On nous parle d'hérésie en termes de politique industrielle. Bien au contraire, le projet de loi offre à nos industries un avantage compétitif économique en matière de transition énergétique, dont il faut absolument qu'elles se saisissent.

Je rappelle que les enjeux économiques en la matière sont énormes. La Chine a ainsi annoncé, dans son dernier plan quinquennal, en janvier 2017, un programme massif d'investissement dans le solaire, l'éolien, l'hydraulique et la géothermie, à hauteur de 300 milliards d'euros. Il est temps que notre économie prenne à son tour la mesure de ce changement de modèle de développement.

Ainsi, de ces contraintes environnementales, de ce renoncement à l'exploration et de l'exploitation des hydrocarbures naît une nouvelle économie. Ce projet est donc porteur de nouvelles opportunités.

Il l'est d'abord parce qu'il est clair, explicite. Il annonce clairement que la France s'engage à sortir des énergies fossiles. Avec lui se termine une période d'atermoiements, de tâtonnements sur ce qui relève des hydrocarbures conventionnels ou non-conventionnels, et d'interrogations scientifiques sur les techniques utilisées.

Il l'est également parce qu'il est juste : il veille à ne pas remettre en cause les droits acquis et laisse aux entreprises titulaires d'un permis exclusif de recherches ou d'une concession du temps pour adapter leur stratégie.

Monsieur le ministre d'État, il est clair, alors que débute l'examen du projet de loi, que vous proposez avec ce texte de faire des contraintes environnementales un nouveau modèle de croissance.

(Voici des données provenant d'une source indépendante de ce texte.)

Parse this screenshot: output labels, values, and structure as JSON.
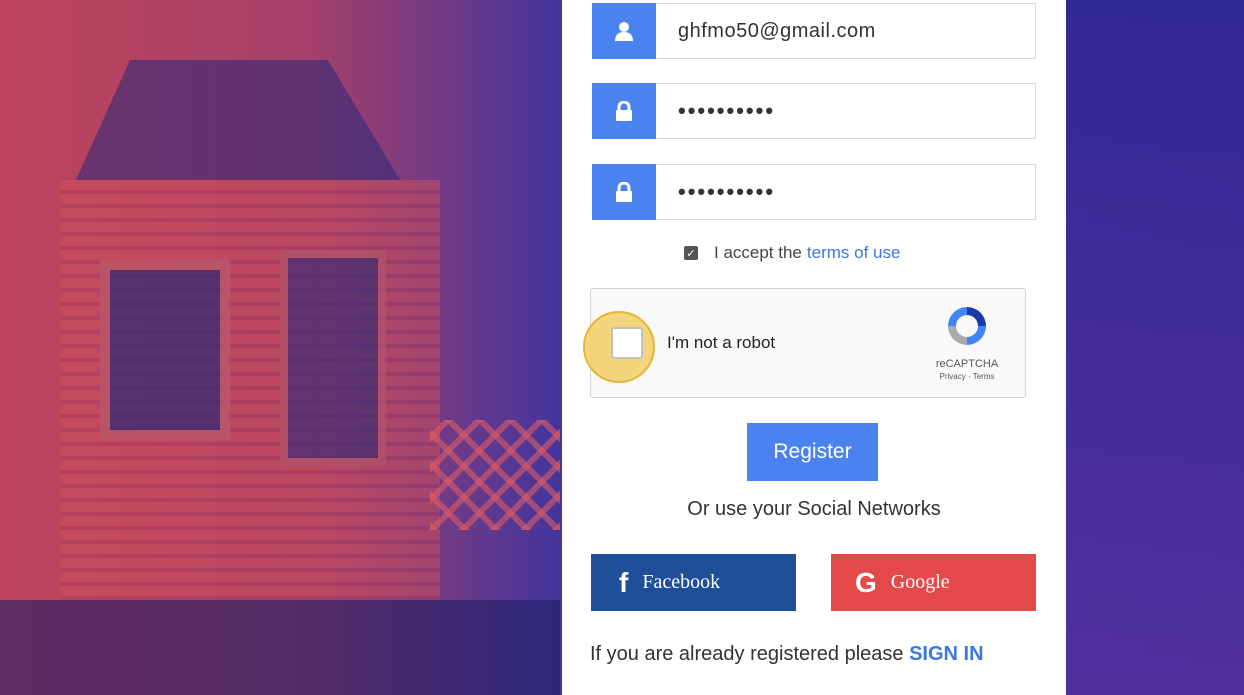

Pour ma part, c'est une démarche que je soutiens entièrement, tout comme la commission que j'ai l'honneur de présider, car nous croyons profondément dans les forces économiques et citoyennes de notre pays pour relever ce défi. Comme disait le poète Hölderlin, « Là où croît le danger croît aussi ce qui sauve ». C'est avec confiance et sérénité que je voterai ce texte.